According to the Africa Tax Justice Network, Kenya has been losing $400 million (Sh40 billion) every year since 2011 through illicit financial flows.

This, even as KRA continues to miss its tax targets, forcing the government to turn to borrowing to fund budgets.

Last year, the taxman missed its target by Sh250 billion, collecting Sh1.44 trillion against its original target of Sh1.69 trillion.

The deficit of 7.4 per cent forced National Treasury to borrow Sh891 billion during the period, pushing up the country’s public debt to Sh5.8 trillion by the end of the 2018-19 financial year.

The amount lost through tax evasion this year so far is slightly over a quarter of what KRA missed last year. The taxman is expected to collect Sh1.8 trillion in the current financial year.

Oxfam International estimates that Africa loses at least $50 billion every year in illicit financial flows, an amount higher than what the continent receives in foreign aids annually.

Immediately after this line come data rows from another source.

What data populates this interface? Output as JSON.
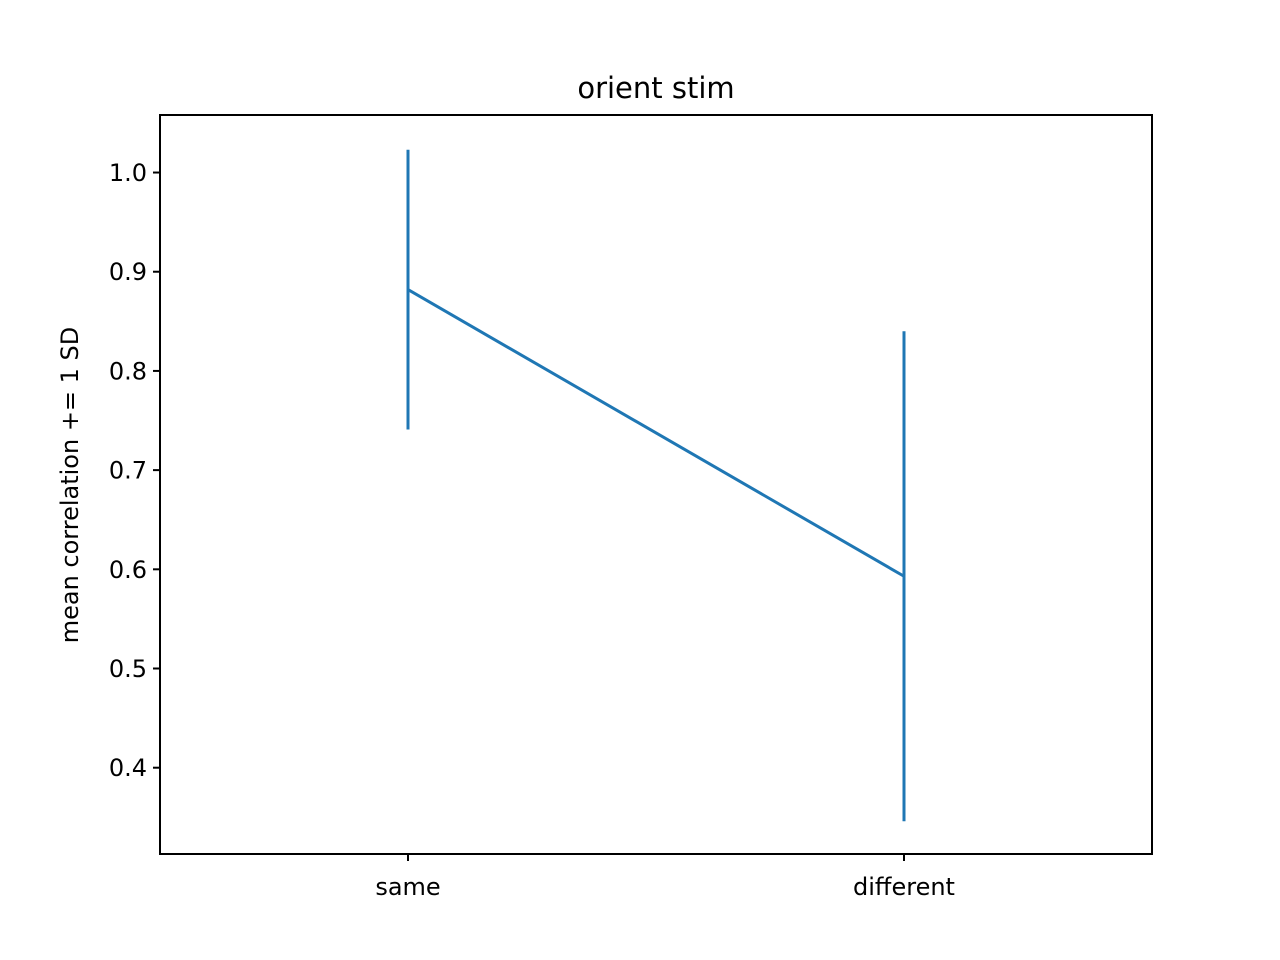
{
  "chart_data": {
    "type": "line",
    "title": "orient stim",
    "xlabel": "",
    "ylabel": "mean correlation += 1 SD",
    "categories": [
      "same",
      "different"
    ],
    "series": [
      {
        "values": [
          0.882,
          0.593
        ],
        "error": [
          0.141,
          0.247
        ],
        "color": "#1f77b4"
      }
    ],
    "ylim": [
      0.313,
      1.058
    ],
    "yticks": [
      "0.4",
      "0.5",
      "0.6",
      "0.7",
      "0.8",
      "0.9",
      "1.0"
    ],
    "grid": false
  }
}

In August, the tax agency released a new tax investigation framework that could see anyone who blocks its officers from carrying out their duties under the tax laws risk being fined up to Sh1 million or going to jail for up to three years.

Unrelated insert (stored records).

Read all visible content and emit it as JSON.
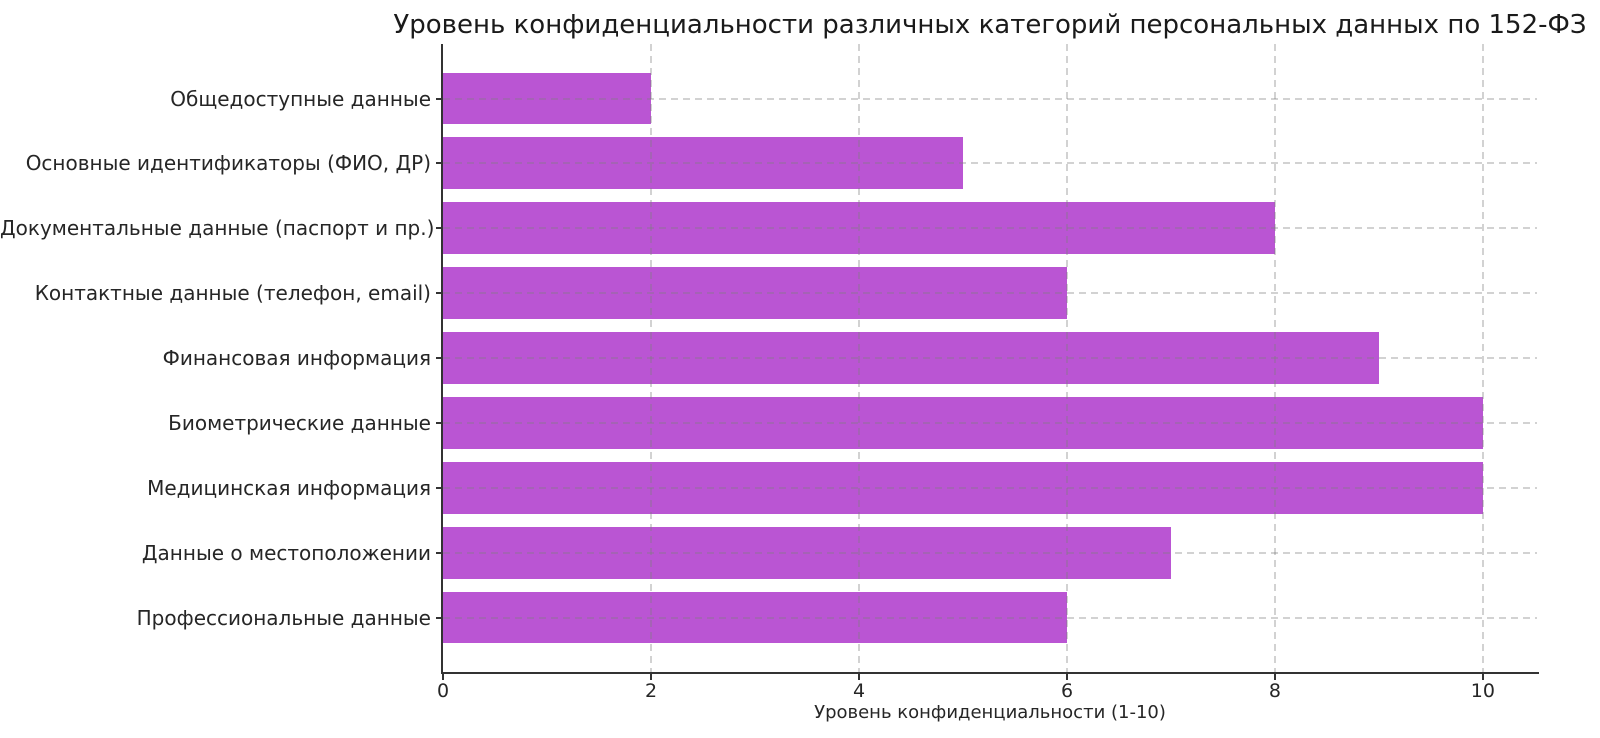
{
  "figure": {
    "background": "#ffffff"
  },
  "chart_data": {
    "type": "bar",
    "orientation": "horizontal",
    "title": "Уровень конфиденциальности различных категорий персональных данных по 152-ФЗ",
    "xlabel": "Уровень конфиденциальности (1-10)",
    "ylabel": "",
    "categories": [
      "Общедоступные данные",
      "Основные идентификаторы (ФИО, ДР)",
      "Документальные данные (паспорт и пр.)",
      "Контактные данные (телефон, email)",
      "Финансовая информация",
      "Биометрические данные",
      "Медицинская информация",
      "Данные о местоположении",
      "Профессиональные данные"
    ],
    "values": [
      2,
      5,
      8,
      6,
      9,
      10,
      10,
      7,
      6
    ],
    "xticks": [
      0,
      2,
      4,
      6,
      8,
      10
    ],
    "xlim": [
      0,
      10.52
    ],
    "ylim_padding": 0.84,
    "bar_height_fraction": 0.8,
    "bar_color": "#BA55D3",
    "spine_color": "#333333",
    "text_color": "#262626",
    "grid_color": "rgba(125,125,125,0.35)",
    "grid": {
      "axis": "both",
      "style": "dashed",
      "above_bars": true
    },
    "legend": null,
    "spines": {
      "top": false,
      "right": false,
      "left": true,
      "bottom": true
    }
  }
}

In the new framework, KRA said investigations would be undertaken with or without taxpayers' cooperation.

Failure to register or deregister for tax purposes will lead to a penalty of Sh100,000 per month but not more than Sh1 million

Furthermore, failure to retain records and documents will make the taxman penalise you 10 per cent of the amount payable to which the document relates. Where no tax is payable for the reporting period, Sh100,000 shall apply as the penalty.

The omission of income from returns, under-declarations of income, or deliberately defaulting on an obligation imposed by a tax law will land you a fine of Sh10 million or double the tax evaded, whichever is higher or imprisonment for a term not exceeding 10 years, or both. 

The agency is also targeting tax experts who help companies develop tax avoidance schemes.

While tax avoidance is not a crime, aggressive profit shifting by exploiting tax policy loopholes denies the country billions in revenues.

To curb this, anyone assisting a taxpayer to create a tax avoidance scheme, or abetting or aiding a taxpayer to evade tax will be liable to a fine equal to double the tax evaded or to a fine not less than Sh5 million, whichever is higher or to imprisonment for a term not exceeding five years, or both.

KRA is also working towards reviewing Kenya's tax agreements with other countries in order to help the country fix tax avoidance loopholes.